There is also the typical array of struct vs struct of arrays problem, type
aligns and the optimal memory management what are also very dark to
advice for a JIT compiler. The use of dark types and pointers to
functions produces huge overheads and they are extensively used in JIT
compilers internally generated code, the impossibility to do proper
inlinings, and of course the fact that coming from a higher level
language like Lisp we need more dynamic/runtime functionalities like
garbage collector and generic function types. Plus the hashtable search
costs and the extensively used list searches in Lisp instead of vectors
or similar cheaper containers and callbacks in the user code.
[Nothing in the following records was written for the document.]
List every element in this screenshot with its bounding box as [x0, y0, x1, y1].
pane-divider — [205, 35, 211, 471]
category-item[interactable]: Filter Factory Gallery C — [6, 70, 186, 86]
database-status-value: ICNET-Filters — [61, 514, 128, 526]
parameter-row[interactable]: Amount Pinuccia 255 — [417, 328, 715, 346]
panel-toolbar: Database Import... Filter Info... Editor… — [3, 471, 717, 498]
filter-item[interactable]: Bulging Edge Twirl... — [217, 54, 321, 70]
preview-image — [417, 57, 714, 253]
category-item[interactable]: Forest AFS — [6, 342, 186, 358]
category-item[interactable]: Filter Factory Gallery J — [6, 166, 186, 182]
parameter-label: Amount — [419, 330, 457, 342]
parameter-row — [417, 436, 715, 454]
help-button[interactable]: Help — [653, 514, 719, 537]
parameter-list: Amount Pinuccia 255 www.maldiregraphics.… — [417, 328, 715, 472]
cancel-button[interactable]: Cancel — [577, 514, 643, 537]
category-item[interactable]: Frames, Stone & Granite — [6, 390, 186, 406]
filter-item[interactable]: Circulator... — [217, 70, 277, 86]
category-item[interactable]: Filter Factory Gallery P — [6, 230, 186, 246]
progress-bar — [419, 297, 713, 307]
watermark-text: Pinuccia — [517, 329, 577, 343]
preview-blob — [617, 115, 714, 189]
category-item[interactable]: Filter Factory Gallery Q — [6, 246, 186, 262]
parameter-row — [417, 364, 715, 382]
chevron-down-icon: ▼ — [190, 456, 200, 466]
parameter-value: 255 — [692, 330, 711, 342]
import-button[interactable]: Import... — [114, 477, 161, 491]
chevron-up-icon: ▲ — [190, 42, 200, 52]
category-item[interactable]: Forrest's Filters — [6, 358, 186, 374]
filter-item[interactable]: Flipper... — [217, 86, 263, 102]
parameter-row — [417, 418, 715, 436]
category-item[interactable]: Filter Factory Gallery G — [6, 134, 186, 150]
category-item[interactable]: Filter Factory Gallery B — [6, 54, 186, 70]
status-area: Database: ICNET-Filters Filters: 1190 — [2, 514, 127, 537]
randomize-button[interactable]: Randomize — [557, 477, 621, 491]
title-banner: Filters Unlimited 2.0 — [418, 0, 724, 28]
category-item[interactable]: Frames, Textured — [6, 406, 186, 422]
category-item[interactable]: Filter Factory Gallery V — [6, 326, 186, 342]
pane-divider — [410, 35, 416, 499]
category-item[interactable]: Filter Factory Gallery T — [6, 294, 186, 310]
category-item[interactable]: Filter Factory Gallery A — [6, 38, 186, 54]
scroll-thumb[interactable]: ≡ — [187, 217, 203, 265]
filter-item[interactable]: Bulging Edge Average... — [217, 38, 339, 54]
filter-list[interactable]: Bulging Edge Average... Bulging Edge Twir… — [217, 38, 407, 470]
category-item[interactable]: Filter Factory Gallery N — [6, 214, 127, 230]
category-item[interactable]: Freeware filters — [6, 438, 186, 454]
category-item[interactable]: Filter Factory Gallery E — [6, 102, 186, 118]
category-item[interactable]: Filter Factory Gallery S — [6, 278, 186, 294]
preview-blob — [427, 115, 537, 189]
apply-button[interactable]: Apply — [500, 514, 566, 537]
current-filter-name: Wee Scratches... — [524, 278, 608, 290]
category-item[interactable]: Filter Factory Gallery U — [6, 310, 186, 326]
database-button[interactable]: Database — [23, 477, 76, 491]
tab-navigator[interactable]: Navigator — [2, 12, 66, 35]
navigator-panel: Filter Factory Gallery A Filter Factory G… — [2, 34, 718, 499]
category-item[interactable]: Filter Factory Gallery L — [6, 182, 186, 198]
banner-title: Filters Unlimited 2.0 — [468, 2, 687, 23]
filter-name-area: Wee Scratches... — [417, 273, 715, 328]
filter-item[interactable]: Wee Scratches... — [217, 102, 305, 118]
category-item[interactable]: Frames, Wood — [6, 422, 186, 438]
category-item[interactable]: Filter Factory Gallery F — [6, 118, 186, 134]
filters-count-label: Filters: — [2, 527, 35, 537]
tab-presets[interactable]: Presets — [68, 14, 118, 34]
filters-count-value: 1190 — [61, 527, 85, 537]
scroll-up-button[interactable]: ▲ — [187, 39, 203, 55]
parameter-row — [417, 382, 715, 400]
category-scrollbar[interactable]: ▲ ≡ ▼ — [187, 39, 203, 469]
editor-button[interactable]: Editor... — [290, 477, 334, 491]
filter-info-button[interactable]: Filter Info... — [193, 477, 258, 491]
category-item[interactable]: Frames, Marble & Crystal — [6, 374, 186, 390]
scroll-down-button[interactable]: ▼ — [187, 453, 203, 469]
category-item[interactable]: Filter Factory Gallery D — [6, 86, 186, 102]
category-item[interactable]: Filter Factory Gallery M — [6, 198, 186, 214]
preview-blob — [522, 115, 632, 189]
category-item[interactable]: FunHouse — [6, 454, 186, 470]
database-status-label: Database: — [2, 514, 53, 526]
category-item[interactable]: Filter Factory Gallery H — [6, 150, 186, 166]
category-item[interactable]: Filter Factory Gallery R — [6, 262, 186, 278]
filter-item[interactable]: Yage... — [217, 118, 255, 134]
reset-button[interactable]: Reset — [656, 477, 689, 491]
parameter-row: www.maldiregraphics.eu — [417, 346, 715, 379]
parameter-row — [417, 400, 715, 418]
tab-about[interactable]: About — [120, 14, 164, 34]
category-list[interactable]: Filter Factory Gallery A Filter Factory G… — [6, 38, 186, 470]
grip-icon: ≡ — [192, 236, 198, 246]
That's why I support the idea of the Lisp->C compiler more than the JIT
at least to use it for the emacs core Lisp functions because gcc is very
optimized and migrate the bottleneck back to C code as much as
possible. (many of the very used in simple.el for example that are
called very frequently)

That's the strategy that made python become so successfully (plus the
language simplicity). The existence of Cython, Numba + Pure C/Fortran
core libraries like numpy and a simple C API to extend it. So when a
user implements anything in 100% python; if it has performance issues
she only needs to change the python lists with numpy arrays and numpy
functions and that's it, the difference will be observed
immediately. But if a specific function still represents a problem
she can implement it easily in C or use a C library directly with
CTypes, Pybind11 or boost, that uses dlopen instead of create processes
and parse outputs and writes in numpy arrays/types directly.

So in spite of that python's virtual machine is very slow to load, the
rest of the execution is not necessarily slow and can be improved as
much as the developer desires. Also as there are more users the bytecode
part (interpreter and generator) is improved and optimized constantly.